Nous maintenons qu'il n'est pas admissible de procéder ainsi alors que la réforme du droit des licenciements économiques figurait au nombre des engagements pris par le Premier ministre dans son discours de politique générale de juin 1997.
M. Emmanuel Hamel. Très bien !
M. le président. Personne ne demande plus la parole ?...
Je mets aux voix les amendements identiques n°s 132 et 141, répoussés par la commision et par le Gouvernement.

(Les amendements ne sont pas adoptés.)
M. le président. Personne ne demande la parole ?...
Je mets aux voix l'amendement n° 40, repoussé par le Gouvernement.

(L'amendement est adopté.)
M. le président. En conséquence, l'amendement n° 90 n'a plus d'objet.
M. le président. Je vais mettre aux voix l'article 15, ainsi modifié.
M. Jean-Luc Mélenchon. Je demande la parole pour explication de vote.
M. le président. La parole est à M. Mélenchon.

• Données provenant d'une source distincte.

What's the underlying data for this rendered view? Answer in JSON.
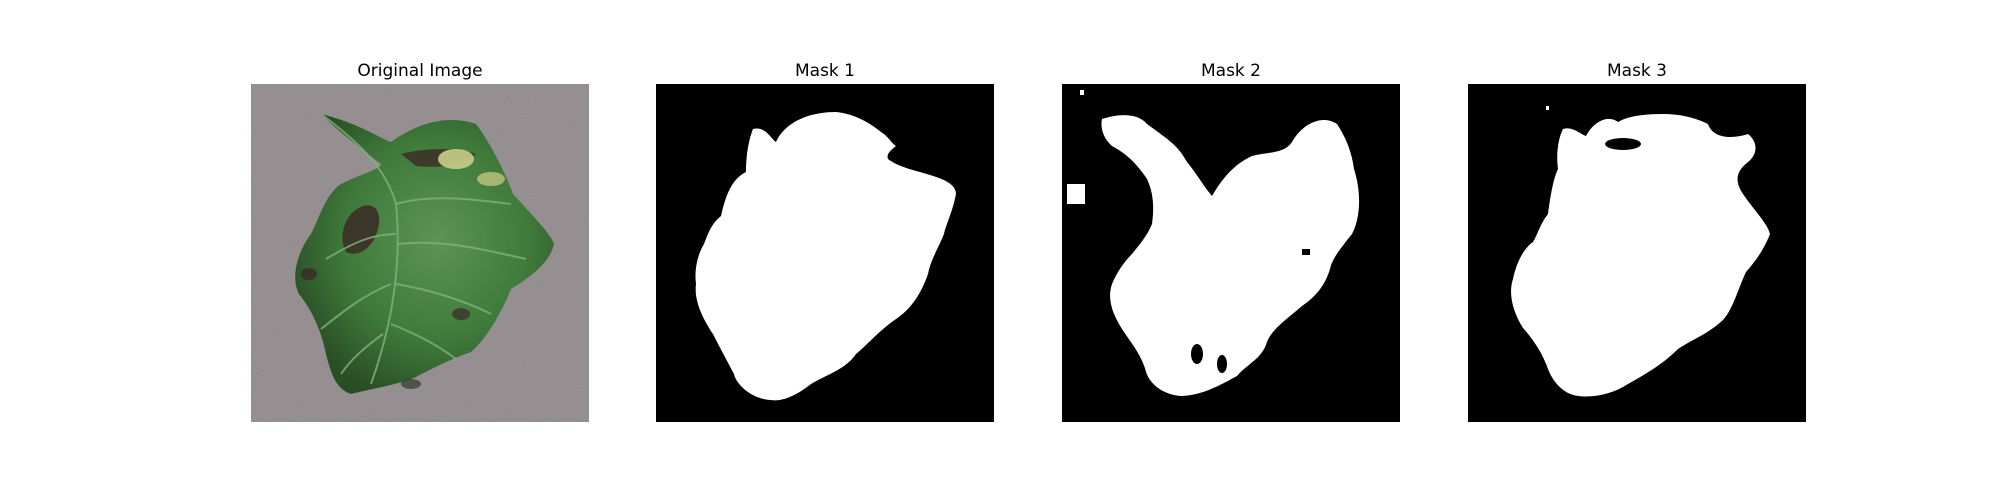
{
  "figure": {
    "panels": [
      {
        "title": "Original Image",
        "kind": "photo",
        "subject": "tomato-leaf"
      },
      {
        "title": "Mask 1",
        "kind": "mask"
      },
      {
        "title": "Mask 2",
        "kind": "mask"
      },
      {
        "title": "Mask 3",
        "kind": "mask"
      }
    ]
  },
  "colors": {
    "page_background": "#ffffff",
    "mask_background": "#000000",
    "mask_foreground": "#ffffff",
    "leaf_green": "#3f7a3a",
    "leaf_dark": "#2a4d26",
    "photo_background": "#9b9597",
    "lesion": "#3b2a24"
  }
}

M. Jean-Luc Mélenchon. L'article 15, après ce que la majorité sénatoriale vient de lui faire subir, ne trouvera vraiment pas grâce à mes yeux !
Je veux appeler l'attention de Mme Beaudeau sur ce qui vient de nous être dit par Mme la ministre. Nous devons en tenir compte, car c'est très important. Nous ne pouvons pas camper sur la position que nous avions au début de cette discussion.
J'ai bien compris, et mes collègues ont bien entendu, que nous sommes en phase sur le premier paragraphe. Il n'y a pas de discussion entre nous sur ce point.
S'agissant du second paragraphe, je ne récapitulerai pas mes arguments, car il est trop tard pour cela, et je sais que vous les avez entendus et que vous les prenez en compte. Vous avez, comme nous, madame la ministre, identifié la difficulté. Vous avez indiqué que le texte serait modifié pour répondre à la demande présentée par plusieurs d'entre nous, demande partiellement satisfaite par l'amendement du groupe socialiste auquel vous avez donné votre approbation. J'ai toutefois bien noté votre : « On peut faire encore mieux. »
Dans ces conditions, pour ce qui me concerne, j'estime que cette discussion a été très fructueuse et je vous remercie de votre réponse, madame la ministre.
M. le président. Personne ne demande plus la parole ?...
Je mets aux voix l'article 15, modifié.